Horn gründet Fertigungsbereich „Additive Fertigung"

Werkzeuganbieter Paul Horn nutzt die additive Fertigung bereits in der eigenen Produktion, insbesondere bei der Herstellung von Prototypen, Sonderwerkzeugen und Trägerwerkzeugen. Mit dem neuen Fertigungsbereich "Additive Fertigung" will Horn die Vorteile des Verfahrens nun auch seinen Kunden zur Verfügung stellen.

15. Oktober 2018
Bauteile, bei denen das additive Fertigungsverfahren zum Einsatz kommen kann.
Bild 1: Horn gründet Fertigungsbereich „Additive Fertigung" (Bauteile, bei denen das additive Fertigungsverfahren zum Einsatz kommen kann.)

Diese Abteilung ist eng mit der mechanischen Fertigung und gleichzeitig der Pulveranalytik sowie der Qualitätssicherung verbunden.

Zum Einsatz kommt bei Horn das SLM-Verfahren (Selective Laser Melting), auch Pulverbettverfahren genannt.
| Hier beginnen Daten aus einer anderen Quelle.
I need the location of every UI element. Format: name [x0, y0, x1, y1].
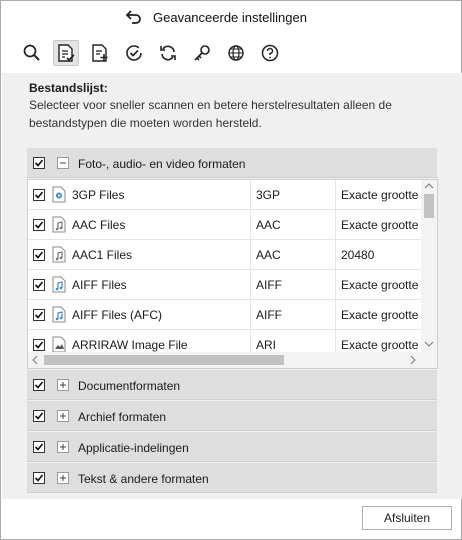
group-header-archives[interactable]: Archief formaten — [27, 401, 437, 431]
title-bar: Geavanceerde instellingen — [1, 1, 461, 35]
group-header-media[interactable]: Foto-, audio- en video formaten — [27, 148, 437, 178]
row-checkbox[interactable] — [33, 339, 45, 351]
file-size: Exacte grootte — [341, 308, 419, 322]
horizontal-scroll-thumb[interactable] — [44, 355, 284, 365]
file-extension: AIFF — [256, 278, 282, 292]
group-label: Archief formaten — [78, 410, 167, 424]
expand-icon[interactable] — [57, 472, 69, 484]
image-file-icon — [52, 336, 66, 353]
file-size: Exacte grootte — [341, 278, 419, 292]
row-checkbox[interactable] — [33, 219, 45, 231]
toolbar — [15, 39, 455, 69]
file-size: 20480 — [341, 248, 375, 262]
file-extension: AAC — [256, 248, 281, 262]
expand-icon[interactable] — [57, 410, 69, 422]
file-name: AAC1 Files — [72, 248, 133, 262]
table-row: 3GP Files 3GP Exacte grootte — [28, 180, 422, 210]
scroll-up-icon[interactable] — [424, 182, 434, 192]
group-label: Foto-, audio- en video formaten — [78, 157, 246, 171]
group-checkbox[interactable] — [33, 157, 45, 169]
window-title: Geavanceerde instellingen — [153, 10, 307, 25]
group-checkbox[interactable] — [33, 379, 45, 391]
file-list-icon[interactable] — [53, 40, 79, 66]
horizontal-scrollbar[interactable] — [28, 352, 422, 368]
collapse-icon[interactable] — [57, 157, 69, 169]
globe-icon[interactable] — [223, 40, 249, 66]
audio-file-icon — [52, 216, 66, 233]
file-name: ARRIRAW Image File — [72, 338, 188, 352]
audio-file-icon — [52, 306, 66, 323]
expand-icon[interactable] — [57, 379, 69, 391]
row-checkbox[interactable] — [33, 249, 45, 261]
group-checkbox[interactable] — [33, 441, 45, 453]
search-icon[interactable] — [19, 40, 45, 66]
group-header-text[interactable]: Tekst & andere formaten — [27, 463, 437, 493]
vertical-scroll-thumb[interactable] — [424, 194, 434, 218]
group-header-applications[interactable]: Applicatie-indelingen — [27, 432, 437, 462]
table-row: AAC1 Files AAC 20480 — [28, 240, 422, 270]
group-label: Tekst & andere formaten — [78, 472, 209, 486]
help-icon[interactable] — [257, 40, 283, 66]
expand-icon[interactable] — [57, 441, 69, 453]
file-size: Exacte grootte — [341, 218, 419, 232]
section-title: Bestandslijst: — [29, 81, 108, 95]
scroll-down-icon[interactable] — [424, 340, 434, 350]
key-icon[interactable] — [189, 40, 215, 66]
file-extension: ARI — [256, 338, 277, 352]
scroll-left-icon[interactable] — [32, 355, 38, 368]
back-arrow-icon[interactable] — [125, 9, 143, 25]
file-extension: 3GP — [256, 188, 281, 202]
settings-window: Geavanceerde instellingen Bestandslijst:… — [0, 0, 462, 540]
file-extension: AIFF — [256, 308, 282, 322]
section-description: Selecteer voor sneller scannen en betere… — [29, 98, 392, 130]
group-checkbox[interactable] — [33, 410, 45, 422]
file-extension: AAC — [256, 218, 281, 232]
group-label: Documentformaten — [78, 379, 181, 393]
table-row: AAC Files AAC Exacte grootte — [28, 210, 422, 240]
file-name: AIFF Files — [72, 278, 127, 292]
file-type-table: 3GP Files 3GP Exacte grootte AAC Files A… — [27, 179, 438, 369]
check-circle-icon[interactable] — [121, 40, 147, 66]
row-checkbox[interactable] — [33, 309, 45, 321]
group-checkbox[interactable] — [33, 472, 45, 484]
video-file-icon — [52, 186, 66, 203]
scrollbar-corner — [421, 352, 437, 368]
table-row: AIFF Files AIFF Exacte grootte — [28, 270, 422, 300]
refresh-icon[interactable] — [155, 40, 181, 66]
group-header-documents[interactable]: Documentformaten — [27, 370, 437, 400]
row-checkbox[interactable] — [33, 189, 45, 201]
file-name: AIFF Files (AFC) — [72, 308, 162, 322]
scroll-right-icon[interactable] — [410, 355, 416, 368]
table-row: AIFF Files (AFC) AIFF Exacte grootte — [28, 300, 422, 330]
audio-file-icon — [52, 246, 66, 263]
file-size: Exacte grootte — [341, 338, 419, 352]
file-name: AAC Files — [72, 218, 126, 232]
close-button[interactable]: Afsluiten — [362, 506, 452, 530]
group-label: Applicatie-indelingen — [78, 441, 189, 455]
row-checkbox[interactable] — [33, 279, 45, 291]
audio-file-icon — [52, 276, 66, 293]
file-size: Exacte grootte — [341, 188, 419, 202]
add-file-icon[interactable] — [87, 40, 113, 66]
file-name: 3GP Files — [72, 188, 125, 202]
vertical-scrollbar[interactable] — [421, 180, 437, 352]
Bei diesem Verfahren wird das Metallpulver in Schichten auf eine absenkbare Plattform aufgetragen und danach im relevanten Bereich durch den Laser belichtet und aufgeschmolzen. Dies wird so lange wiederholt, bis die Bauteilhöhe erreicht ist. Als Werkstoffe kommen vorerst Aluminium (AlSi10Mg) und Edelstahl (1.4404) zum Einsatz. Weitere Werkstoffe befinden sich zurzeit in der Erprobung. Die Bauraumgröße beträgt maximal 300 x 300 x 300 mm.
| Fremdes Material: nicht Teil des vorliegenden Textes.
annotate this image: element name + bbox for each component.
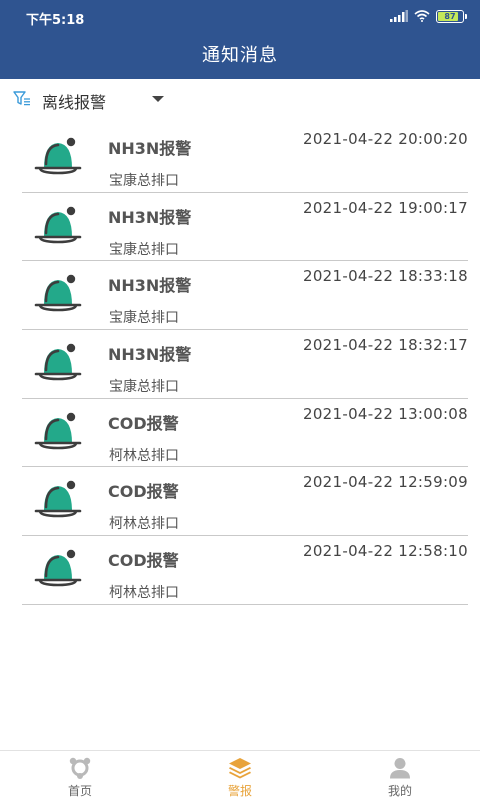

Da Horn alle Fertigungsschritte im Haus hat, kann direkt auf Kundenanforderungen eingegangen werden. Die Herstellung der Teile erfolgt je nach Kundenwunsch in verschiedenen Ausführungsformen. Horn unterstützt dabei Kunden auch bei der SLM-gerechten Konstruktion und der Auswahl geeigneter pulverbasierter Parameter. Die Herstellung erfolgt nach Wunsch bzw. Kundenanforderung als Rohteile sowie Halbzeuge bis hin zum fertig bearbeiteten Bauteil. Weitere Vorteile sind der vorhandene Maschinenpark und die entsprechenden Messmittel.